Praticamente desconhecido do grande público - apesar de ter o cultuado
"Era uma vez.... em Hollywood" (2019) no currículo -, Butler foi a
escolha perfeita do diretor: seu desempenho evita as armadilhas que uma
mera imitação poderia trazer e envolve o espectador (e os fãs) ao
iluminar um ser humano palpável e com sentimentos reais, a anos-luz de
qualquer caricatura. Seja no palco, recriando as polêmicas coreografias
que tanto incomodavam os puritanos, ou nos bastidores, em momentos mais
intimistas, o jovem ator faz esquecer que, a princípio, pouco lembra
fisicamente o verdadeiro Elvis. Sua entrega - que lhe rendeu um Golden
Globe e uma merecida indicação ao Oscar de melhor ator - é o maior
trunfo de um filme que tem muitos deles.
É
inegável que "Elvis" peca na maneira de informar ou detalhar situações
importantes da vida e da carreira de seu protagonista - a impressão é
que muita coisa passa correndo na tela, mal dando tempo ao público de
entender tudo de forma consistente. Porém, levando-se em conta o estilo
festivo e espalhafatoso de Baz Luhrmann, tudo faz sentido. Um celebrante
do kitsch desde seu primeiro trabalho para as telas - o cult "Vem
dançar comigo" (1992) -, o cineasta encontrou no universo feérico das
apresentações do cantor um terreno fértil para exercitar suas obsessões
visuais. Não para menos, conta com sua fiel escudeira, Catherine Martin,
na concepção artística do projeto - casada com o diretor desde 1997 e
com quatro Oscar na prateleira (por "Moulin Rouge" e "O grande Gatsby",
de 2013). Juntos, eles imprimem em seus filmes um estilo único,
facilmente reconhecível e controverso: a cada fã deslumbrado com seus
exageros estéticos, há um detrator insatisfeito com tamanha opulência.

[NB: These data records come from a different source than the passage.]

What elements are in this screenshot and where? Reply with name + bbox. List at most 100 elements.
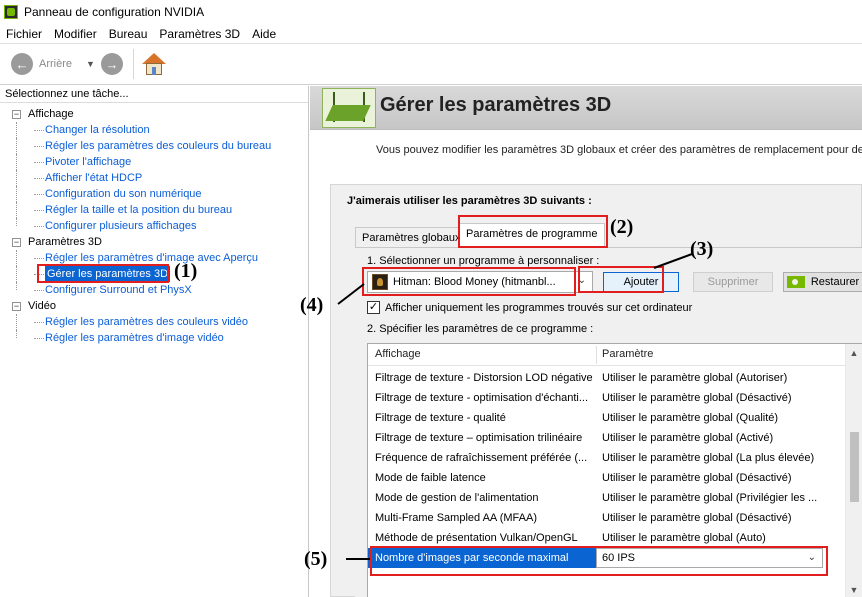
scroll-up-icon[interactable]: ▲ — [846, 348, 862, 358]
table-row[interactable]: Filtrage de texture – optimisation trili… — [368, 428, 823, 448]
table-row[interactable]: Fréquence de rafraîchissement préférée (… — [368, 448, 823, 468]
checkmark-icon[interactable]: ✓ — [367, 301, 380, 314]
tree-item-hdcp[interactable]: Afficher l'état HDCP — [0, 170, 309, 186]
tree-item-surround-physx[interactable]: Configurer Surround et PhysX — [0, 282, 309, 298]
back-arrow-icon: ← — [11, 53, 33, 75]
setting-name: Fréquence de rafraîchissement préférée (… — [375, 452, 588, 464]
annotation-arrow-4 — [337, 283, 365, 305]
table-row[interactable]: Multi-Frame Sampled AA (MFAA) Utiliser le… — [368, 508, 823, 528]
setting-value: Utiliser le paramètre global (Activé) — [602, 432, 774, 444]
page-title: Gérer les paramètres 3D — [380, 94, 612, 116]
content-panel: Gérer les paramètres 3D Vous pouvez modi… — [300, 86, 862, 597]
tree-item-label[interactable]: Régler les paramètres des couleurs du bu… — [45, 138, 271, 154]
annotation-box-4 — [362, 267, 576, 296]
scroll-thumb[interactable] — [850, 432, 859, 502]
setting-name: Filtrage de texture - optimisation d'éch… — [375, 392, 589, 404]
home-icon[interactable] — [141, 52, 166, 76]
tree-item-label[interactable]: Régler la taille et la position du burea… — [45, 202, 232, 218]
setting-name: Mode de faible latence — [375, 472, 486, 484]
toolbar-separator — [132, 49, 134, 79]
checkbox-label: Afficher uniquement les programmes trouv… — [385, 301, 693, 314]
setting-name: Multi-Frame Sampled AA (MFAA) — [375, 512, 537, 524]
list-scrollbar[interactable]: ▲ ▼ — [845, 344, 862, 597]
window-title: Panneau de configuration NVIDIA — [24, 5, 205, 19]
setting-name: Filtrage de texture - qualité — [375, 412, 506, 424]
tree-category-parametres-3d[interactable]: − Paramètres 3D — [0, 234, 309, 250]
table-row[interactable]: Filtrage de texture - optimisation d'éch… — [368, 388, 823, 408]
setting-value: Utiliser le paramètre global (Auto) — [602, 532, 766, 544]
menu-aide[interactable]: Aide — [246, 27, 282, 41]
restore-label: Restaurer — [810, 276, 860, 288]
task-panel-header: Sélectionnez une tâche... — [0, 86, 308, 103]
collapse-icon[interactable]: − — [12, 238, 21, 247]
history-dropdown-icon[interactable]: ▼ — [86, 59, 95, 69]
category-label: Paramètres 3D — [28, 236, 102, 248]
table-row[interactable]: Mode de gestion de l'alimentation Utilise… — [368, 488, 823, 508]
nvidia-app-icon — [4, 5, 18, 19]
tree-item-changer-resolution[interactable]: Changer la résolution — [0, 122, 309, 138]
tree-item-label[interactable]: Configuration du son numérique — [45, 186, 202, 202]
annotation-box-1 — [37, 264, 169, 283]
setting-value: Utiliser le paramètre global (Autoriser) — [602, 372, 788, 384]
menu-parametres-3d[interactable]: Paramètres 3D — [153, 27, 246, 41]
remove-button[interactable]: Supprimer — [693, 272, 773, 292]
tree-item-label[interactable]: Afficher l'état HDCP — [45, 170, 142, 186]
tree-category-affichage[interactable]: − Affichage — [0, 106, 309, 122]
setting-value: Utiliser le paramètre global (Désactivé) — [602, 512, 792, 524]
step2-label: 2. Spécifier les paramètres de ce progra… — [367, 323, 594, 335]
forward-arrow-icon[interactable]: → — [100, 53, 123, 75]
table-row[interactable]: Filtrage de texture - qualité Utiliser le… — [368, 408, 823, 428]
collapse-icon[interactable]: − — [12, 302, 21, 311]
table-row[interactable]: Mode de faible latence Utiliser le paramè… — [368, 468, 823, 488]
scroll-down-icon[interactable]: ▼ — [846, 585, 862, 595]
column-header-parametre[interactable]: Paramètre — [602, 348, 653, 360]
annotation-label-4: (4) — [300, 294, 324, 316]
toolbar: ← Arrière ▼ → — [0, 43, 862, 85]
menu-modifier[interactable]: Modifier — [48, 27, 103, 41]
back-button[interactable]: ← Arrière — [11, 53, 72, 75]
step1-label: 1. Sélectionner un programme à personnal… — [367, 255, 600, 267]
setting-name: Méthode de présentation Vulkan/OpenGL — [375, 532, 578, 544]
tree-item-image-video[interactable]: Régler les paramètres d'image vidéo — [0, 330, 309, 346]
annotation-box-2 — [458, 215, 608, 248]
show-found-programs-checkbox-row[interactable]: ✓ Afficher uniquement les programmes tro… — [367, 301, 692, 314]
tree-item-son-numerique[interactable]: Configuration du son numérique — [0, 186, 309, 202]
table-row[interactable]: Filtrage de texture - Distorsion LOD nég… — [368, 368, 823, 388]
page-description: Vous pouvez modifier les paramètres 3D g… — [376, 144, 862, 156]
setting-name: Mode de gestion de l'alimentation — [375, 492, 539, 504]
annotation-label-2: (2) — [610, 216, 634, 238]
collapse-icon[interactable]: − — [12, 110, 21, 119]
menu-bureau[interactable]: Bureau — [103, 27, 154, 41]
annotation-arrow-5 — [346, 558, 370, 560]
tree-item-pivoter[interactable]: Pivoter l'affichage — [0, 154, 309, 170]
setting-name: Filtrage de texture - Distorsion LOD nég… — [375, 372, 593, 384]
task-tree: − Affichage Changer la résolution Régler… — [0, 106, 309, 346]
setting-value: Utiliser le paramètre global (Privilégie… — [602, 492, 818, 504]
column-header-affichage[interactable]: Affichage — [375, 348, 421, 360]
tree-item-label[interactable]: Changer la résolution — [45, 122, 150, 138]
tree-item-taille-position[interactable]: Régler la taille et la position du burea… — [0, 202, 309, 218]
tab-parametres-globaux[interactable]: Paramètres globaux — [355, 227, 461, 247]
tree-item-plusieurs-affichages[interactable]: Configurer plusieurs affichages — [0, 218, 309, 234]
back-label: Arrière — [39, 58, 73, 70]
page-header: Gérer les paramètres 3D — [310, 86, 862, 130]
tree-item-label[interactable]: Pivoter l'affichage — [45, 154, 131, 170]
setting-value: Utiliser le paramètre global (La plus él… — [602, 452, 815, 464]
list-header: Affichage Paramètre — [368, 344, 862, 366]
restore-button[interactable]: Restaurer — [783, 272, 862, 292]
tree-category-video[interactable]: − Vidéo — [0, 298, 309, 314]
menu-fichier[interactable]: Fichier — [0, 27, 48, 41]
tree-item-couleurs-bureau[interactable]: Régler les paramètres des couleurs du bu… — [0, 138, 309, 154]
tree-item-label[interactable]: Régler les paramètres des couleurs vidéo — [45, 314, 248, 330]
table-row[interactable]: Méthode de présentation Vulkan/OpenGL Uti… — [368, 528, 823, 548]
category-label: Vidéo — [28, 300, 56, 312]
task-panel: Sélectionnez une tâche... − Affichage Ch… — [0, 86, 309, 597]
3d-settings-logo-icon — [322, 88, 376, 128]
setting-value: Utiliser le paramètre global (Qualité) — [602, 412, 779, 424]
setting-value: Utiliser le paramètre global (Désactivé) — [602, 392, 792, 404]
tree-item-label[interactable]: Configurer plusieurs affichages — [45, 218, 196, 234]
tree-item-label[interactable]: Régler les paramètres d'image vidéo — [45, 330, 224, 346]
menu-bar: Fichier Modifier Bureau Paramètres 3D Ai… — [0, 24, 862, 43]
tree-item-couleurs-video[interactable]: Régler les paramètres des couleurs vidéo — [0, 314, 309, 330]
tree-item-label[interactable]: Configurer Surround et PhysX — [45, 282, 192, 298]
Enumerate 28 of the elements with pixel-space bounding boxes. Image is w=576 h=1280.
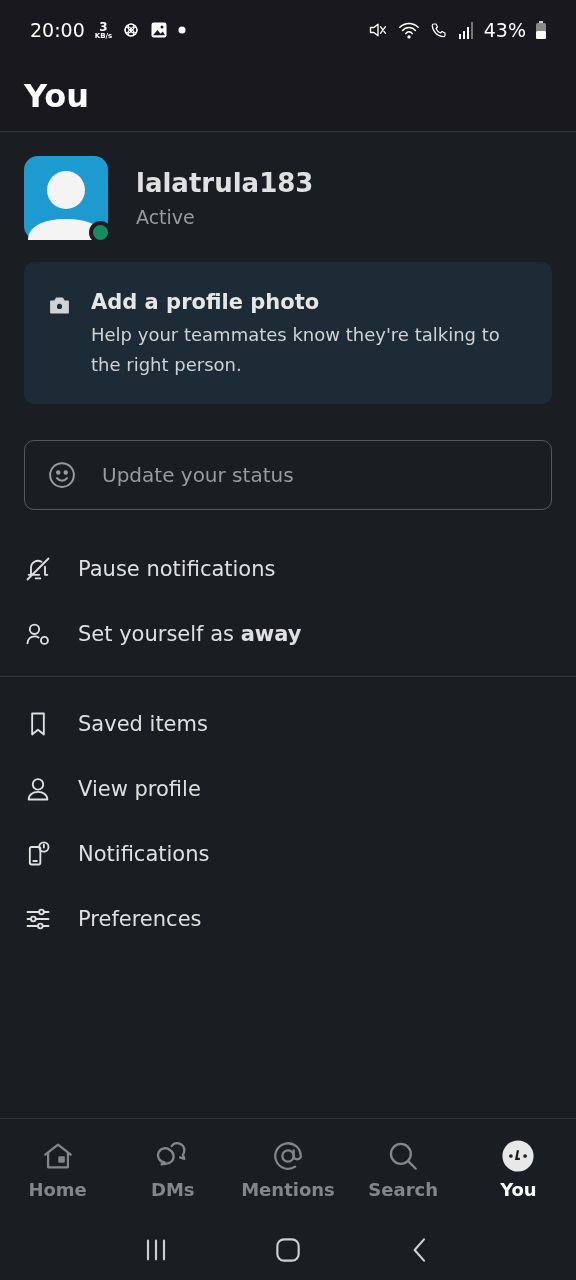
speed-value: 3 <box>99 20 108 33</box>
menu-item[interactable]: Set yourself as away <box>78 621 302 646</box>
nav-tab[interactable]: You <box>460 1119 576 1219</box>
status-field[interactable]: Update your status <box>24 440 552 510</box>
battery-icon <box>536 21 546 39</box>
card-title: Add a profile photo <box>91 290 321 314</box>
signal-icon <box>457 21 474 39</box>
nav-tab[interactable]: Search <box>345 1119 461 1219</box>
nav-tab[interactable]: Mentions <box>230 1119 346 1219</box>
card-text: Help your teammates know they're talking to the right person. <box>91 323 501 377</box>
nav-tab[interactable]: DMs <box>115 1119 231 1219</box>
flower-icon <box>122 21 141 39</box>
menu-item[interactable]: Saved items <box>78 711 208 736</box>
menu-item[interactable]: Pause notifications <box>78 556 276 581</box>
page-title: You <box>24 76 89 115</box>
dot-icon <box>178 26 187 34</box>
menu-item[interactable]: Preferences <box>78 906 202 931</box>
battery-percent: 43% <box>483 19 526 41</box>
menu-item[interactable]: View profile <box>78 776 201 801</box>
smiley-icon <box>47 460 77 490</box>
profile-photo-card[interactable]: Add a profile photo Help your teammates know they're talking to the right person. <box>24 262 552 404</box>
avatar-icon <box>501 1138 536 1173</box>
image-icon <box>150 21 169 39</box>
clock: 20:00 <box>30 19 85 41</box>
nav-tab[interactable]: Home <box>0 1119 116 1219</box>
username: lalatrula183 <box>136 168 314 198</box>
menu-item[interactable]: Notifications <box>78 841 210 866</box>
presence-status: Active <box>136 206 196 228</box>
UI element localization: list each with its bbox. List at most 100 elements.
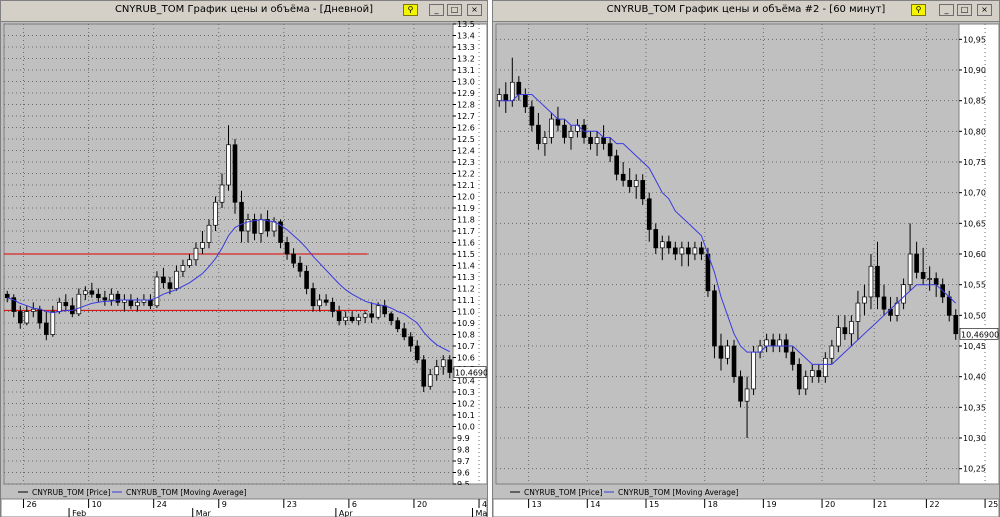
minimize-icon[interactable]: _ [429,4,444,16]
candle-body [562,124,567,138]
minimize-icon[interactable]: _ [939,4,954,16]
candle-body [509,81,515,102]
y-tick-label: 9.6 [457,469,470,478]
candle-body [382,305,387,315]
y-tick-label: 13.2 [457,55,475,64]
y-tick-label: 9.9 [457,434,470,443]
candle-body [154,276,160,307]
candle-body [401,328,407,338]
candle-body [549,118,554,138]
x-tick-label: 20 [417,500,427,509]
y-tick-label: 11.0 [457,308,475,317]
candle-body [842,327,848,335]
candle-body [30,308,36,312]
candle-body [503,94,509,102]
daily-candlestick-chart[interactable]: 13.5 13.4 13.3 13.2 13.1 13.0 12.9 12.8 12.7 12.6… [1,21,487,517]
candle-body [135,301,140,307]
candle-body [226,144,231,186]
candle-body [17,311,23,324]
candle-body [284,242,290,255]
close-icon[interactable]: × [467,4,482,16]
maximize-icon[interactable]: □ [957,4,972,16]
x-tick-label: 26 [27,500,37,509]
y-tick-label: 12.2 [457,170,475,179]
candle-body [89,290,95,295]
pin-icon[interactable]: ⚲ [911,4,926,16]
legend-price-label: CNYRUB_TOM [Price] [32,488,111,497]
candle-body [901,284,906,304]
candle-body [594,137,600,144]
daily-chart-titlebar[interactable]: CNYRUB_TOM График цены и объёма - [Дневн… [1,1,487,22]
candle-body [434,366,440,376]
candle-body [718,345,724,359]
candle-body [770,339,776,347]
hourly-chart-titlebar[interactable]: CNYRUB_TOM График цены и объёма #2 - [60… [493,1,999,22]
candle-body [536,124,541,144]
candle-body [239,201,244,232]
candle-body [349,316,355,322]
candle-body [174,270,179,289]
y-tick-label: 10,65 [963,219,986,228]
candle-body [686,247,691,255]
x-tick-label: 23 [287,500,297,509]
y-tick-label: 10,25 [963,465,986,474]
candle-body [310,288,316,307]
candle-body [627,180,632,187]
candle-body [731,345,737,378]
pin-icon[interactable]: ⚲ [403,4,418,16]
x-month-label: Apr [339,509,354,517]
candle-body [252,219,257,234]
y-tick-label: 10.2 [457,400,475,409]
candle-body [421,359,427,387]
y-tick-label: 10.0 [457,423,475,432]
candle-body [953,314,959,335]
candle-body [213,201,218,226]
x-tick-label: 9 [222,500,227,509]
candle-body [200,242,205,249]
candle-body [375,305,381,318]
candle-body [823,357,828,378]
y-tick-label: 10.7 [457,342,475,351]
candle-body [258,219,264,234]
y-tick-label: 12.1 [457,181,475,190]
y-tick-label: 10.6 [457,354,475,363]
candle-body [180,265,186,272]
y-tick-label: 11.1 [457,296,475,305]
y-tick-label: 11.4 [457,262,475,271]
candle-body [297,262,303,272]
maximize-icon[interactable]: □ [447,4,462,16]
y-tick-label: 10,40 [963,373,986,382]
y-tick-label: 10,85 [963,97,986,106]
candle-body [673,247,678,255]
y-tick-label: 10,95 [963,35,986,44]
candle-body [50,311,56,335]
x-month-label: May [476,509,487,517]
candle-body [96,293,101,299]
hourly-candlestick-chart[interactable]: 10,95 10,90 10,85 10,80 10,75 10,70 10,65 10,60… [493,21,999,517]
candle-body [542,137,548,144]
x-tick-label: 18 [708,500,718,509]
candle-body [102,297,108,301]
candle-body [115,293,121,303]
candle-body [128,299,134,307]
candle-body [875,265,880,298]
candle-body [725,345,730,359]
candle-body [291,253,296,264]
y-tick-label: 9.8 [457,446,470,455]
candle-body [920,272,926,279]
candle-body [529,106,535,126]
candle-body [76,293,82,315]
candle-body [304,270,309,289]
candle-body [836,327,841,347]
y-tick-label: 10.3 [457,388,475,397]
close-icon[interactable]: × [977,4,992,16]
y-tick-label: 11.3 [457,273,475,282]
y-tick-label: 10.8 [457,331,475,340]
candle-body [523,94,528,108]
candle-body [640,180,646,200]
candle-body [620,173,626,181]
x-tick-label: 22 [929,500,939,509]
y-tick-label: 10,55 [963,281,986,290]
candle-body [219,184,225,203]
candle-body [927,278,932,280]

Tal divisão está, inclusive, no cerne de "Elvis": tudo que faz da
filmografia de Luhrmann uma exceção dentro da indústria hollywoodiana
está presente em seu sexto longa, para o bem ou para o mal. Em sua obra
não há espaço para elocubrações psicológicas ou aprofundamentos
dramáticos - o que importa é o que está diante dos olhos do espectador e
como isso pode lhe afetar emocionalmente. Em "Elvis" isso está patente
em cada escolha estética, em cada ângulo de câmera, em cada corte de
edição. Interessa a Luhrmann soterrar a plateia de informações visuais e
sonoras, para conduzí-la a uma viagem sinestésica. Quem iniciar o filme
procurando uma narrativa comum certamente irá levar um choque. Quem
sabe com quem está lidando vai se confrontar com uma produção
caprichada, tecnicamente irrepreensível, emocional e reverente - à obra
de Presley, à sua figura como ser humano e, aplausos a isso, à
importância da cultura negra para sua música e seu sucesso.